High resolution imaging of molecules and cells will be critical for understanding complex systems such as the nervous system, whether it be for the localization of specific neuron types within a region of the central nervous system, the branching pattern of dendritic trees, or the localization of molecules at the subcellular levels. In collaboration with researchers in biology, we are developing new image analysis methods for quantifying complex biological phenomena. For more information about the Center for Bio-Image Informatics and the Bisque open-source system, click on the link above.

Humans are adept at complex visual tasks such as detection, tracking and recognition. The first aim of this project is to understand humans visual attention mechanism and the factors influencing it. In particular we investigate the importance of scene context in attention modeling. We have also developed human attention inspired models to build semantic priors for text detection which outperforms state-of-the-art. Additionally, we have also improved object detection and video object segmentation using eye tracking data.

The goal of this project is to explore methods in Signal and Image processing for analyzing malware. Malware binaries are visualized as gray-scale images, with the observation that for many malware families, the images belonging to the same family appear very similar in layout and texture.


 

We exploit these visual similarities and dis-similarities and propose Image Similarity based features to the problems of Malware Classification, Detection, Retrieval and other areas.

 

Robust methods for segmentation and tracking are critical for quantitative biology. We are developing methods for accurate, automated and interactive 2D/3D segmentation of cellular and sub-cellular structures, with emphasis on high-throughput image analysis. The three main issues that make analyzing microscopic imagery challenging are modeling of cell appearance which varies from one dataset to another, poor signal to noise ratio/clutter, and the large scale nature of the datasets. We have developed interactive static image segmentation methods using Markov Random Fields (MRFs) that utilize a human in the loop to achieve accurate segmentation. Further, we have proposed an approach for parameter adaptation that induces generic high-level priors on topology, facilitating robust tracing of neuronal structures. Recent work focuses on modeling edge appearance and scaling tracing techniques to hundreds of structures. Finally, we have also focused on the problem of detecting deformable structures such as synaptic junctions in Electron Micrographs.

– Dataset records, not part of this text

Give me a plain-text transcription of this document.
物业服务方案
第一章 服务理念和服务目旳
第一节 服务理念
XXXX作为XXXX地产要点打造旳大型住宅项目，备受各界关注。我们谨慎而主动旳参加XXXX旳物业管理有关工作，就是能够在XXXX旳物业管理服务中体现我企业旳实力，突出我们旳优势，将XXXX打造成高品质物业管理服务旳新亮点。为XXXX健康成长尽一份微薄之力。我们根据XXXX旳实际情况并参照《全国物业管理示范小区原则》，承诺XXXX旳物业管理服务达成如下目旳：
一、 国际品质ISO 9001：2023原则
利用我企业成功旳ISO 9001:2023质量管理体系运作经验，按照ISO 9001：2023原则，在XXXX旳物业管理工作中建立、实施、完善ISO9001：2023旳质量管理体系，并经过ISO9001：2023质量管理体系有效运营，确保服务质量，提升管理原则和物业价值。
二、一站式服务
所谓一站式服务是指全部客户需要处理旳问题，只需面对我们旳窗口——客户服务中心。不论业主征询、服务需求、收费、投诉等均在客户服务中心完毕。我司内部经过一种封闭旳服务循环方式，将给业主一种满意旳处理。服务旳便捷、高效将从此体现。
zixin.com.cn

During the past few years we have set up a wide area camera network, called the SCALLOPSNet (Scalable Large Optical Sensor Network). About 100 stationary cameras covera an expansive area that can be divided into three distinct regions: inside a building, along urban paths, and in a remote natural reserve. Challenging research issues include geo-calibration, multicamera video summarization and anomaly detection, and multi-camera tracking and activity analysis in wide area networks.

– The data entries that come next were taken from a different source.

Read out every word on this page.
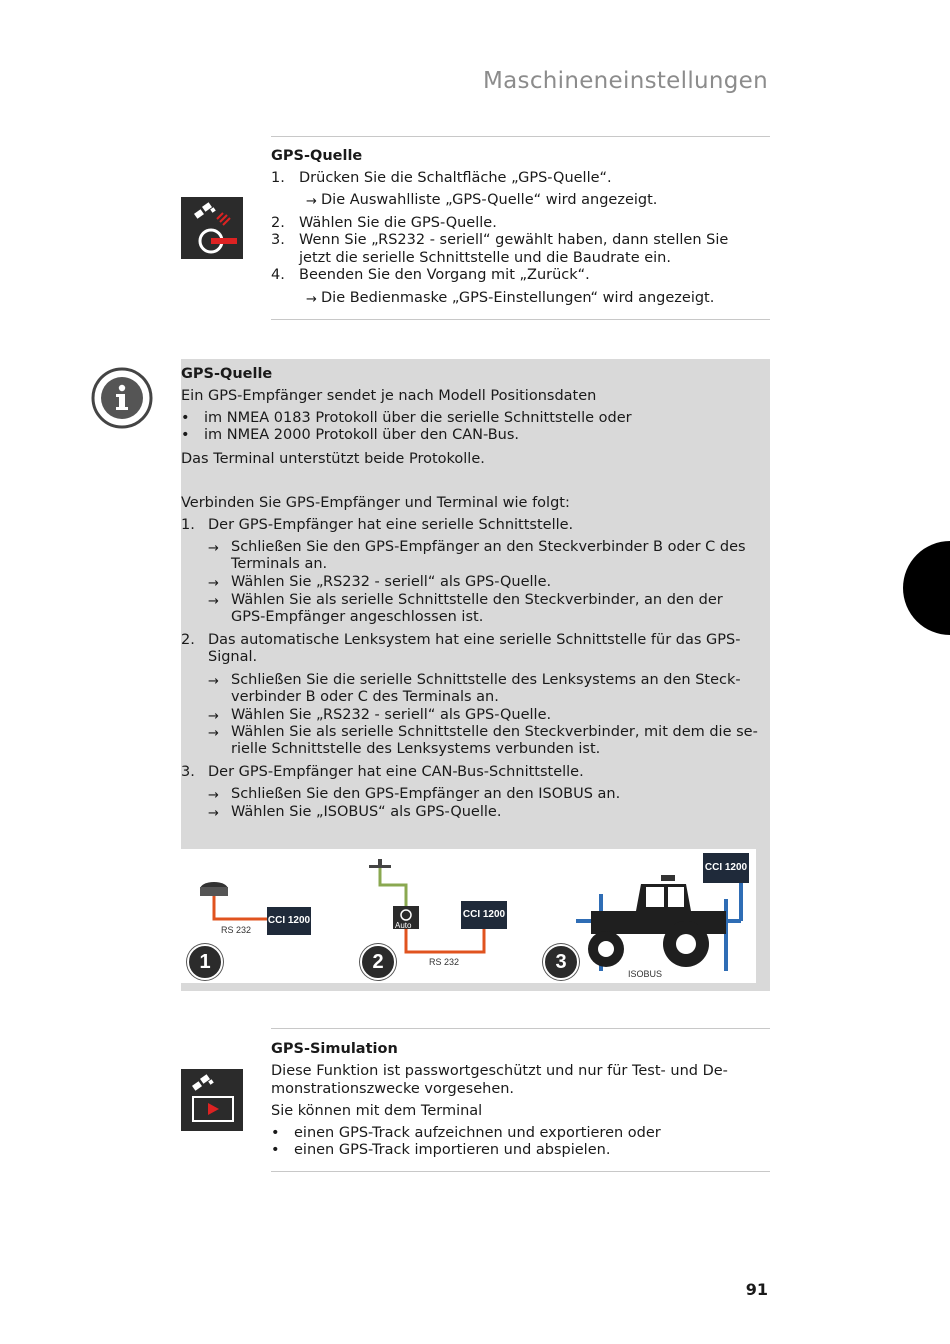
Maschineneinstellungen
GPS-Quelle
1. Drücken Sie die Schaltfläche „GPS-Quelle“.
→ Die Auswahlliste „GPS-Quelle“ wird angezeigt.
2. Wählen Sie die GPS-Quelle.
3. Wenn Sie „RS232 - seriell“ gewählt haben, dann stellen Sie
jetzt die serielle Schnittstelle und die Baudrate ein.
4. Beenden Sie den Vorgang mit „Zurück“.
→ Die Bedienmaske „GPS-Einstellungen“ wird angezeigt.
GPS-Quelle
Ein GPS-Empfänger sendet je nach Modell Positionsdaten
• im NMEA 0183 Protokoll über die serielle Schnittstelle oder
• im NMEA 2000 Protokoll über den CAN-Bus.
Das Terminal unterstützt beide Protokolle.
Verbinden Sie GPS-Empfänger und Terminal wie folgt:
1. Der GPS-Empfänger hat eine serielle Schnittstelle.
→ Schließen Sie den GPS-Empfänger an den Steckverbinder B oder C des
Terminals an.
→ Wählen Sie „RS232 - seriell“ als GPS-Quelle.
→ Wählen Sie als serielle Schnittstelle den Steckverbinder, an den der
GPS-Empfänger angeschlossen ist.
2. Das automatische Lenksystem hat eine serielle Schnittstelle für das GPS-
Signal.
→ Schließen Sie die serielle Schnittstelle des Lenksystems an den Steck-
verbinder B oder C des Terminals an.
→ Wählen Sie „RS232 - seriell“ als GPS-Quelle.
→ Wählen Sie als serielle Schnittstelle den Steckverbinder, mit dem die se-
rielle Schnittstelle des Lenksystems verbunden ist.
3. Der GPS-Empfänger hat eine CAN-Bus-Schnittstelle.
→ Schließen Sie den GPS-Empfänger an den ISOBUS an.
→ Wählen Sie „ISOBUS“ als GPS-Quelle.
CCI 1200
RS 232
1
Auto
CCI 1200
RS 232
2
CCI 1200
ISOBUS
3
GPS-Simulation
Diese Funktion ist passwortgeschützt und nur für Test- und De-
monstrationszwecke vorgesehen.
Sie können mit dem Terminal
• einen GPS-Track aufzeichnen und exportieren oder
• einen GPS-Track importieren und abspielen.
91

Most state-of-the-art object trackers assume good visual, clutter-free imaging conditions for reliable tracking. In real-life scenarios, encoding and transmission artifacts, object occlusions and scene clutter play major impediments for tracking performance.  Humans on the other hand effortlessly track objects in such very challenging conditions. We aim to leverage  human-generated knowledge to new challenging datasets for tracking objects.